Fui conduzido à sua presença durante uma de suas performances diárias diante das câmeras de um canal de notícias. Naquela ocasião específica, defendia com fervor teatral um aliado político de um país ao sul, a ensolarada e efervescente Tropicália.

"É uma desgraça sem precedentes! Pior que aqueles episódios tediosos de Jornada nas Estrelas onde os personagens apenas debatem filosofia!", bradava o Presidente, gesticulando com tal energia que quase derrubou um copo de refrigerante de proporções desmesuradas. "Meu amigo — um sujeito nota dez, o melhor, o mais honesto que já conheci, e acreditem, conheço muitos homens honestos! — foi condenado por  juízes togados!

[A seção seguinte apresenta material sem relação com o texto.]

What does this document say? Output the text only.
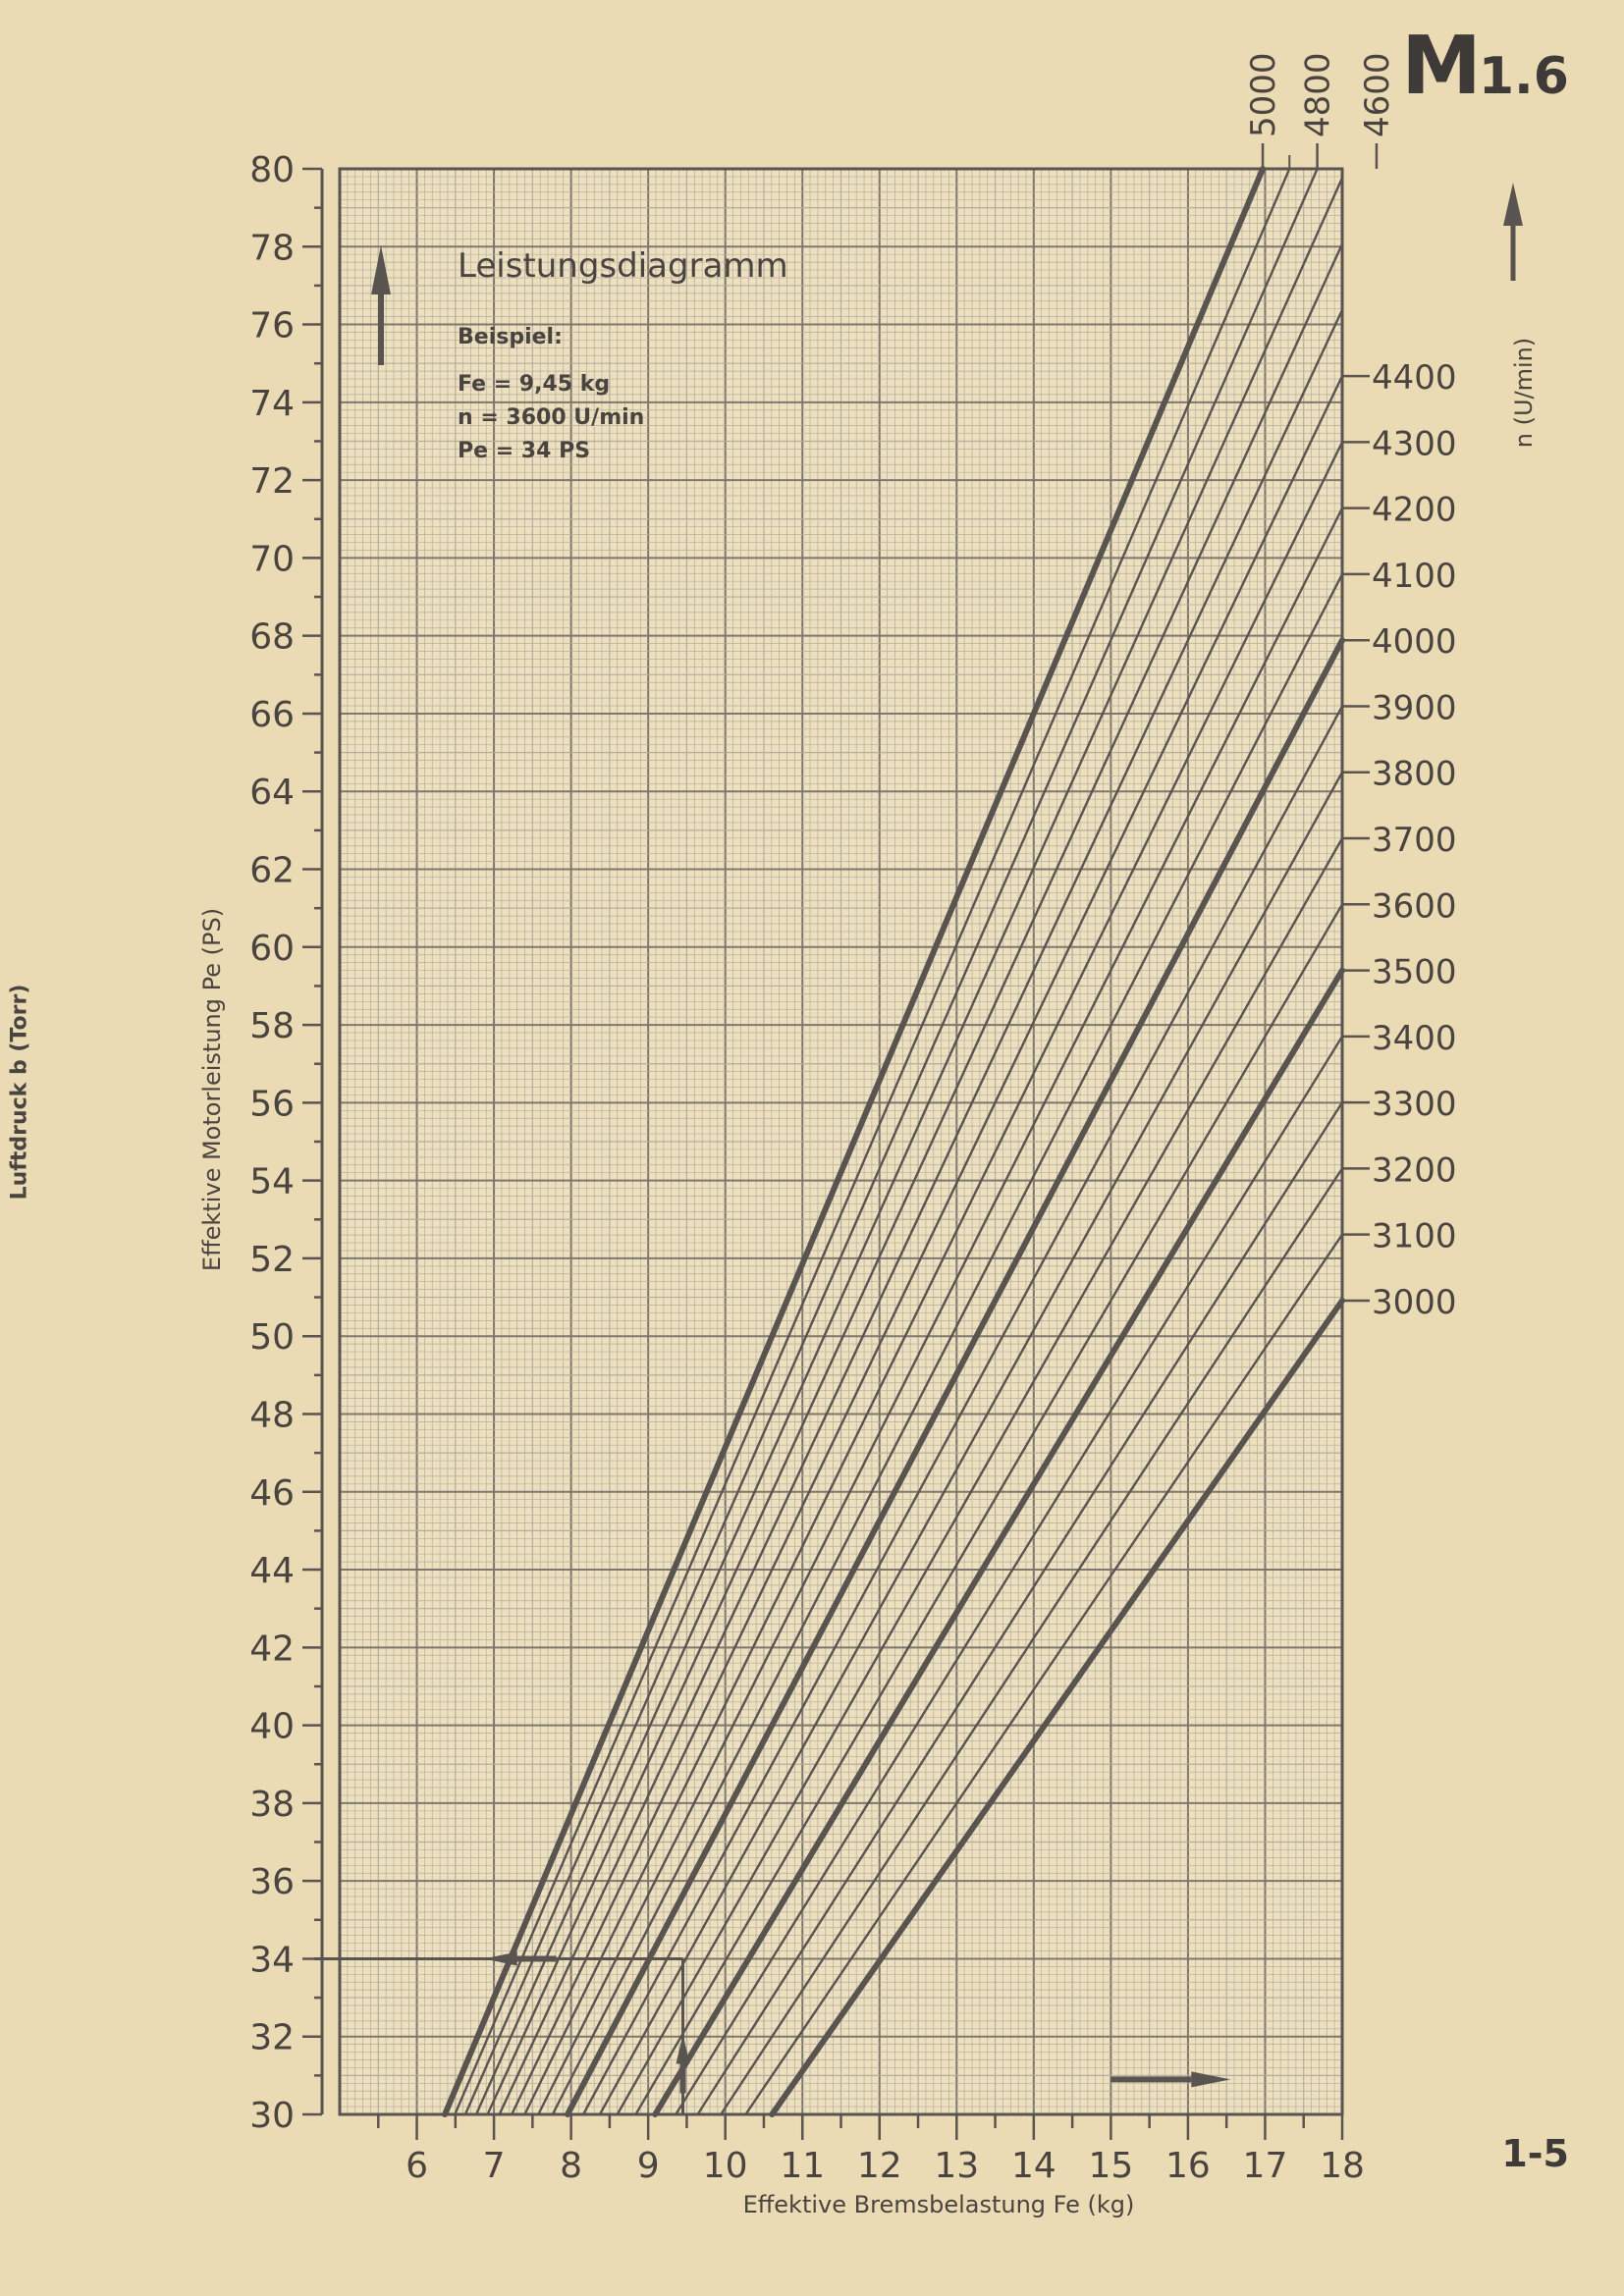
30
32
34
36
38
40
42
44
46
48
50
52
54
56
58
60
62
64
66
68
70
72
74
76
78
80
6 7 8 9 10 11 12 13 14 15 16 17 18
3000
3100
3200
3300
3400
3500
3600
3700
3800
3900
4000
4100
4200
4300
4400
4600
4800
5000
Leistungsdiagramm
Beispiel:
Fe = 9,45 kg
n = 3600 U/min
Pe = 34 PS
Effektive Bremsbelastung Fe (kg)
Effektive Motorleistung Pe (PS)
n (U/min)
M1.6
1-5
Luftdruck b (Torr)
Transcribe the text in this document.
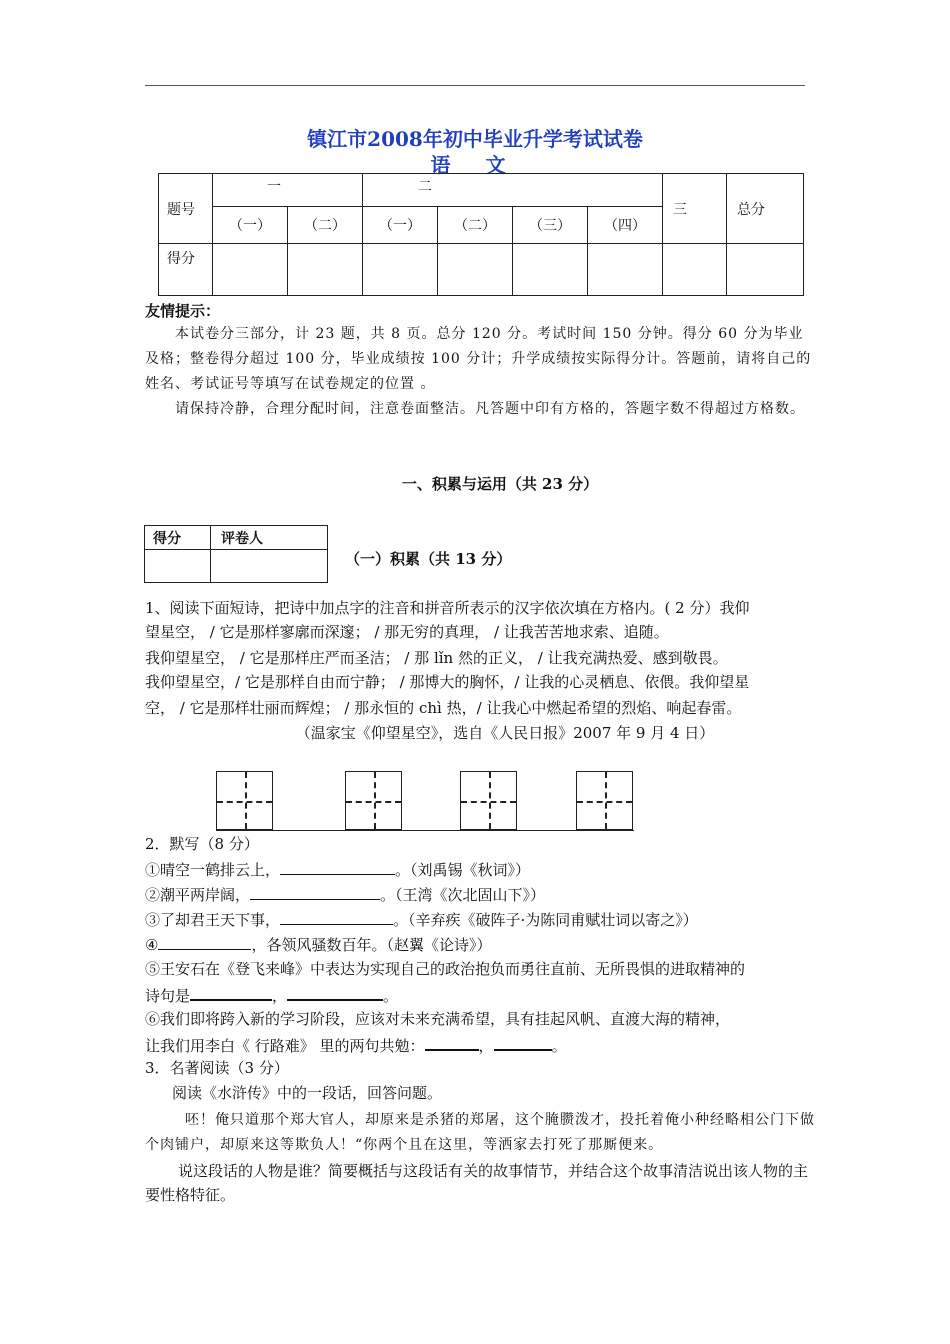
镇江市2008年初中毕业升学考试试卷
语 文
题号	一		二				三	总分
	（一）	（二）	（一）	（二）	（三）	（四）		
得分								
友情提示：
本试卷分三部分，计 23 题，共 8 页。总分 120 分。考试时间 150 分钟。得分 60 分为毕业及格；整卷得分超过 100 分，毕业成绩按 100 分计；升学成绩按实际得分计。答题前，请将自己的姓名、考试证号等填写在试卷规定的位置 。
请保持冷静，合理分配时间，注意卷面整洁。凡答题中印有方格的，答题字数不得超过方格数。
一、积累与运用（共 23 分）
得分	评卷人

（一）积累（共 13 分）
1、阅读下面短诗，把诗中加点字的注音和拼音所表示的汉字依次填在方格内。( 2 分）我仰
望星空， / 它是那样寥廓而深邃； / 那无穷的真理， / 让我苦苦地求索、追随。
我仰望星空， / 它是那样庄严而圣洁； / 那 lǐn 然的正义， / 让我充满热爱、感到敬畏。
我仰望星空，/ 它是那样自由而宁静； / 那博大的胸怀，/ 让我的心灵栖息、依偎。我仰望星
空， / 它是那样壮丽而辉煌； / 那永恒的 chì 热，/ 让我心中燃起希望的烈焰、响起春雷。
（温家宝《仰望星空》，选自《人民日报》2007 年 9 月 4 日）
2．默写（8 分）
①晴空一鹤排云上，	。（刘禹锡《秋词》）
②潮平两岸阔，	。（王湾《次北固山下》）
③了却君王天下事，	。（辛弃疾《破阵子·为陈同甫赋壮词以寄之》）
④	，各领风骚数百年。（赵翼《论诗》）
⑤王安石在《登飞来峰》中表达为实现自己的政治抱负而勇往直前、无所畏惧的进取精神的
诗句是	，	。
⑥我们即将跨入新的学习阶段，应该对未来充满希望，具有挂起风帆、直渡大海的精神，
让我们用李白《 行路难》 里的两句共勉：	，	。
3．名著阅读（3 分）
阅读《水浒传》中的一段话，回答问题。
呸！俺只道那个郑大官人，却原来是杀猪的郑屠，这个腌臜泼才，投托着俺小种经略相公门下做个肉铺户，却原来这等欺负人！“你两个且在这里，等洒家去打死了那厮便来。
说这段话的人物是谁？简要概括与这段话有关的故事情节，并结合这个故事清洁说出该人物的主要性格特征。
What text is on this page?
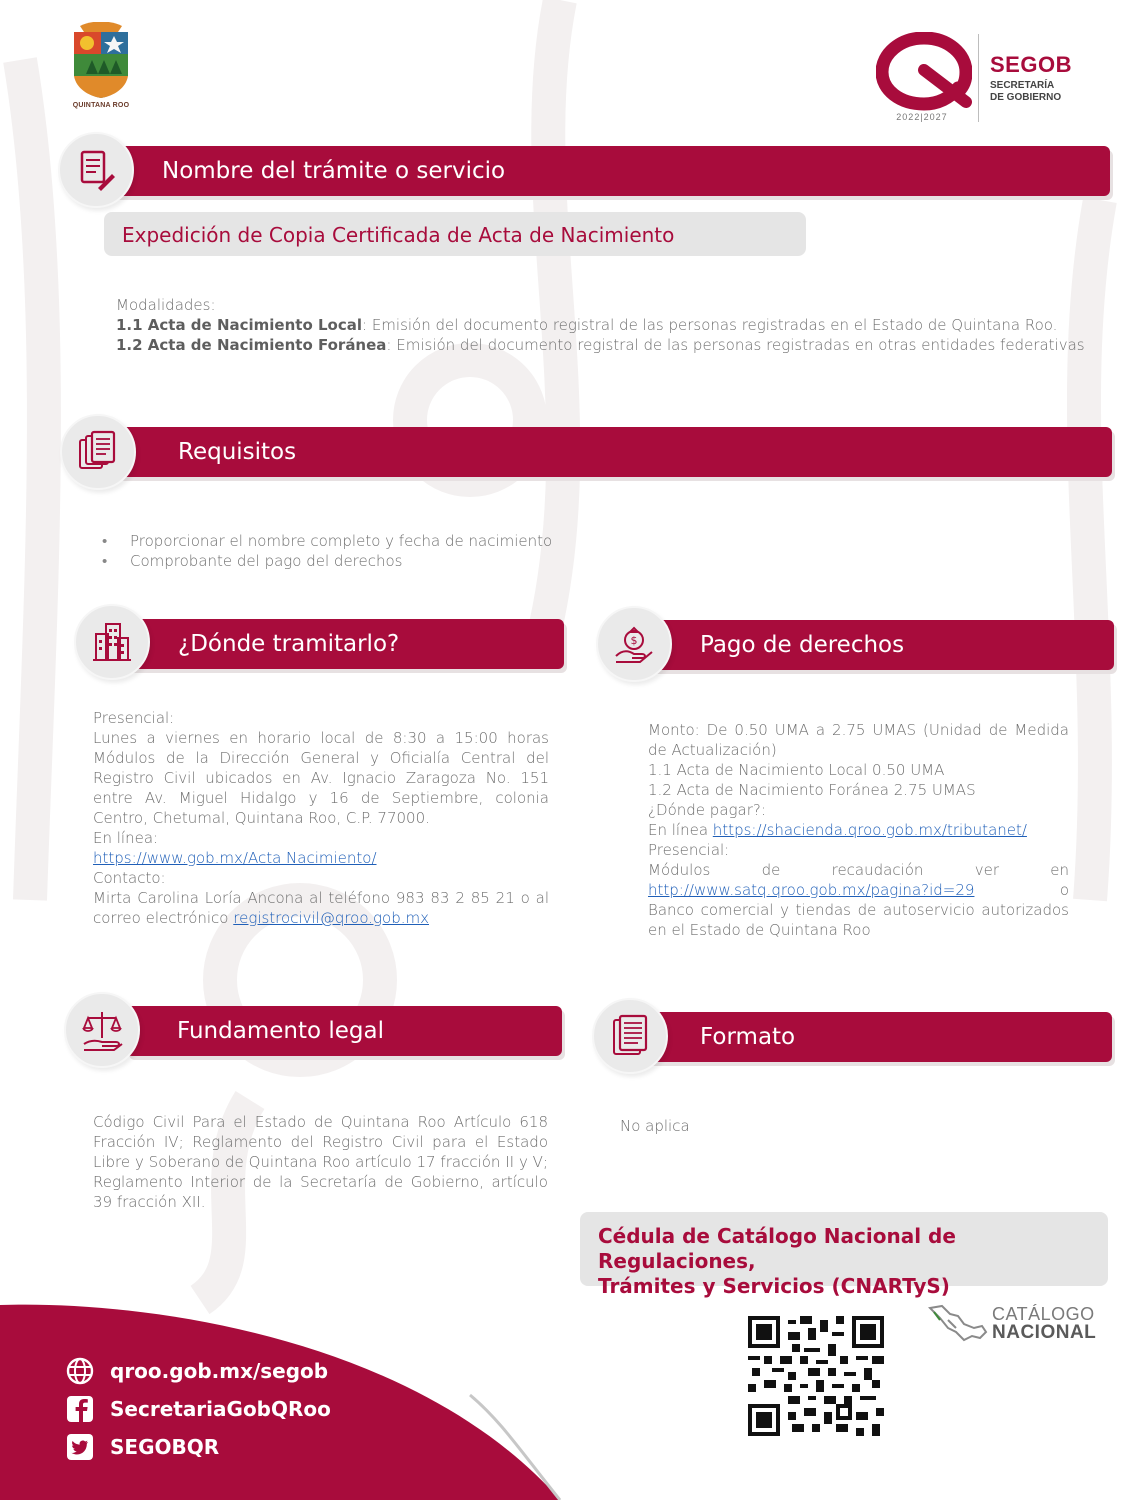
QUINTANA ROO
2022|2027
SEGOB
SECRETARÍA
DE GOBIERNO
Nombre del trámite o servicio
Expedición de Copia Certificada de Acta de Nacimiento
Modalidades:
1.1 Acta de Nacimiento Local: Emisión del documento registral de las personas registradas en el Estado de Quintana Roo.
1.2 Acta de Nacimiento Foránea: Emisión del documento registral de las personas registradas en otras entidades federativas
Requisitos
• Proporcionar el nombre completo y fecha de nacimiento
• Comprobante del pago del derechos
¿Dónde tramitarlo?
Presencial:
Lunes a viernes en horario local de 8:30 a 15:00 horas Módulos de la Dirección General y Oficialía Central del Registro Civil ubicados en Av. Ignacio Zaragoza No. 151 entre Av. Miguel Hidalgo y 16 de Septiembre, colonia Centro, Chetumal, Quintana Roo, C.P. 77000.
En línea:
https://www.gob.mx/Acta Nacimiento/
Contacto:
Mirta Carolina Loría Ancona al teléfono 983 83 2 85 21 o al correo electrónico registrocivil@qroo.gob.mx
Pago de derechos
$
Monto: De 0.50 UMA a 2.75 UMAS (Unidad de Medida de Actualización)
1.1 Acta de Nacimiento Local 0.50 UMA
1.2 Acta de Nacimiento Foránea 2.75 UMAS
¿Dónde pagar?:
En línea https://shacienda.qroo.gob.mx/tributanet/
Presencial:
Módulos de recaudación ver en
http://www.satq.qroo.gob.mx/pagina?id=29	o
Banco comercial y tiendas de autoservicio autorizados en el Estado de Quintana Roo
Fundamento legal
Código Civil Para el Estado de Quintana Roo Artículo 618 Fracción IV; Reglamento del Registro Civil para el Estado Libre y Soberano de Quintana Roo artículo 17 fracción II y V; Reglamento Interior de la Secretaría de Gobierno, artículo 39 fracción XII.
Formato
No aplica
Cédula de Catálogo Nacional de Regulaciones,
Trámites y Servicios (CNARTyS)
CATÁLOGO
NACIONAL
qroo.gob.mx/segob
SecretariaGobQRoo
SEGOBQR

E por qual crime, pergunto-vos? Simplesmente por ter, de maneira eminentemente patriótica, questionado o resultado de uma eleição que... bem, que ele perdeu! Meros detalhes! Ele desejava apenas agradar seu povo, o devotado povo do cercadinho que o venera! Eles o amam como amam cerveja gelada e sanduíche de mortadela! Inclusive, demonstraram seu apreço numa tarde de domingo, passeando pela capital e espalhando... flores."

A menção à iguaria popular me pareceu estranha, mas um assessor me segredou que se tornara símbolo de união entre os seguidores mais devotos do tal aliado. Quanto à questão das flores, permaneci igualmente intrigado, pois, pelos sussurros que captei nos corredores, de flores não se tratara naquela memorável tarde de domingo.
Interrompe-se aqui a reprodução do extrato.